Determing sequence from its Dirichlet series

Question

Suppose I know the Dirchlet series $$\sum_{n=1}^{\infty} \frac{f(n)}{n^s} = \frac{\zeta(s)}{\zeta(3s)},$$ where $\zeta(s)$ is the usual Riemann zeta function.

My question is - is there a way to determine $f(n)$ from this information?
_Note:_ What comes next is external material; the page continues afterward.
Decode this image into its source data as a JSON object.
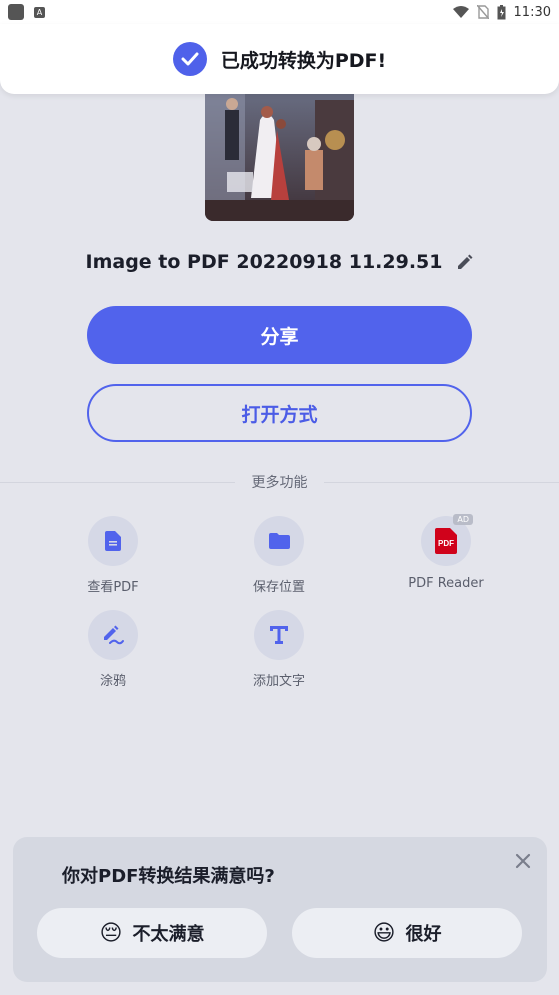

If so, how?

Answer 1

Yes: \begin{align} \sum_{n = 1}^\infty \frac{f(n)}{n^s} & = \frac{\zeta(s)}{\zeta(3s)}\\ & = \prod_p \frac{1 - p^{-3s}}{1 - p^{-s}} &&\text{by the Euler product for $\zeta$ where the $p$s are all primes}\\ & = \prod_p \left(1 + \frac{1}{p^s} + \frac{1}{p^{2s}} \right) &&\text{by the identity $ 1 - x^3 = (1 - x)(1 + x + x^2)$} \end{align} Comparing with the Euler product formula, we see that $f$ is a multiplicative function and that $$f(p^\alpha) = \begin{cases} 1 & \text{if $\alpha = 1$ or $2$,} \\ 0 & \text{if $\alpha = 3, 4, 5, \ldots$.} \end{cases}$$

Because a multiplicative function is completely determined by its values at the powers of prime numbers, we can restate the function as $$f(n) = \begin{cases} 1 & \text{if 1 is the largest cube that divides $n$,} \\ 0 & \text{otherwise.} \end{cases}$$

The Dirichlet series for $\zeta(s)$ and $\zeta(3s)$ both converge absolutely for $s > 1$, so that definition of $f(n)$ is the only answer when $s > 1$ (see Theorem 4.8 at http://www.math.illinois.edu/~ajh/ant/main4.pdf).